I sent it back to the factory Nov 11th... still waiting on it to be sent back to me.

Because of the M&P40 going back for repair is how I ended up buying my Sig P226 Elite .40S&W. I wasn't sure if I wanted to keep a gun that needed repair after only 30 rounds. The gun shop said they would buy it back at a reduced price and would apply the refund to the Sig if I wanted to do it. I'm having second thoughts now about selling the M&P back. It fits my wife's hand better and is easier for her to shoot than the Sig. When the M&P finally comes back, I'll put s few hundred rounds through it before using deciding to use it as a range gun and bedside protectin for my wife.

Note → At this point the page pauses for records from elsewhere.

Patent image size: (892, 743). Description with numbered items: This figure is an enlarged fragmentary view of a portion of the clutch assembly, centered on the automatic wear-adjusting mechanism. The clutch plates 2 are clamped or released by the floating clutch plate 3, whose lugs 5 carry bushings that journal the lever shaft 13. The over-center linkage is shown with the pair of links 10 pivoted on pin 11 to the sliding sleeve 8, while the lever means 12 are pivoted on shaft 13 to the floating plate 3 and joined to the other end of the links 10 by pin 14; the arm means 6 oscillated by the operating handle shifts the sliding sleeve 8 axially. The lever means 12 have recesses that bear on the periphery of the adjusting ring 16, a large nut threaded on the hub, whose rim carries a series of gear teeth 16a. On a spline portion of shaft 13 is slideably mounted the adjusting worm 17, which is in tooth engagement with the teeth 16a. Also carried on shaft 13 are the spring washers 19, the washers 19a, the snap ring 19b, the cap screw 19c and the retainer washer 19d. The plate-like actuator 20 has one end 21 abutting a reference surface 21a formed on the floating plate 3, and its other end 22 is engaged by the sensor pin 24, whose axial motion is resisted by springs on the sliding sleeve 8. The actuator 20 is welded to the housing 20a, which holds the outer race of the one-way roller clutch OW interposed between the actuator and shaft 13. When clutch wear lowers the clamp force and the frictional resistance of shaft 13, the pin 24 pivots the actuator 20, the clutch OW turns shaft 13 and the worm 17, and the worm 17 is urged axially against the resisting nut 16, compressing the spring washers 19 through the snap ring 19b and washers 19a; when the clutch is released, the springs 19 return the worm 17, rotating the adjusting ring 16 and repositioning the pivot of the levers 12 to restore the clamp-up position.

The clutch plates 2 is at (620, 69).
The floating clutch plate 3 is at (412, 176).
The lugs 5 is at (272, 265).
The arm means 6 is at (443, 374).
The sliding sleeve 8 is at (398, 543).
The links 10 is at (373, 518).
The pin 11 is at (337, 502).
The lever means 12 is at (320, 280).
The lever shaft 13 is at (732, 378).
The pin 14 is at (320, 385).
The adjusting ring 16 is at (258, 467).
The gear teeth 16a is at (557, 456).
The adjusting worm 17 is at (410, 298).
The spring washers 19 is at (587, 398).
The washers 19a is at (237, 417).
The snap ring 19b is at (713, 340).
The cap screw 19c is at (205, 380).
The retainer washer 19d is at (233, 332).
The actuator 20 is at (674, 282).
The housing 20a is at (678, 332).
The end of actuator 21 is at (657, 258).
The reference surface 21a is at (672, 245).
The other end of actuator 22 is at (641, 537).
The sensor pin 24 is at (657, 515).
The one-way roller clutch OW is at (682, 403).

I hope S&W gets it fixed, I really like the M&P40 and would like to keep it, but I'm glad it broke, otherwise I never would of bought the Sig which is a solid and well built handgun, as it should be for the price.

Here is a pic of my sick M&P and one of the Sig...


----------



## TOF (Sep 7, 2006)

You may ultimately find that your grip contributed to the Mag Drop issue. 30 rounds thru an M&P40 does not yield very much time to become familiar with it. I have a 40 and 9, both of early production, sn. MPAxxxx and MPBxxxx. The first day with my first M&P I bumped the release a couple of times and thought I had a problem. 10,000 rounds later I have concluded the problem was me. The standard M&P release is considerably easier to operate than several other types I have used which is a plus when trying to reload quickly.

I hope, when you get it back, you give it a bit more of a test than 2 magazines of ammo.

:smt1099

Re-reading allowed me to catch my error in thinking you only shot 30 rounds before sending it back. but I still think the gun may be ok. Let us know what results you have


----------



## AZ Outlaws (Dec 3, 2007)

As you said after you re-read my post, the problem 'started' at 30 rounds and continuely got worse. By 100 rounds it was dropping every 2-3 shots, sometimes after the 1st shot. Then gun had 200 or so rounds when it was sent back. 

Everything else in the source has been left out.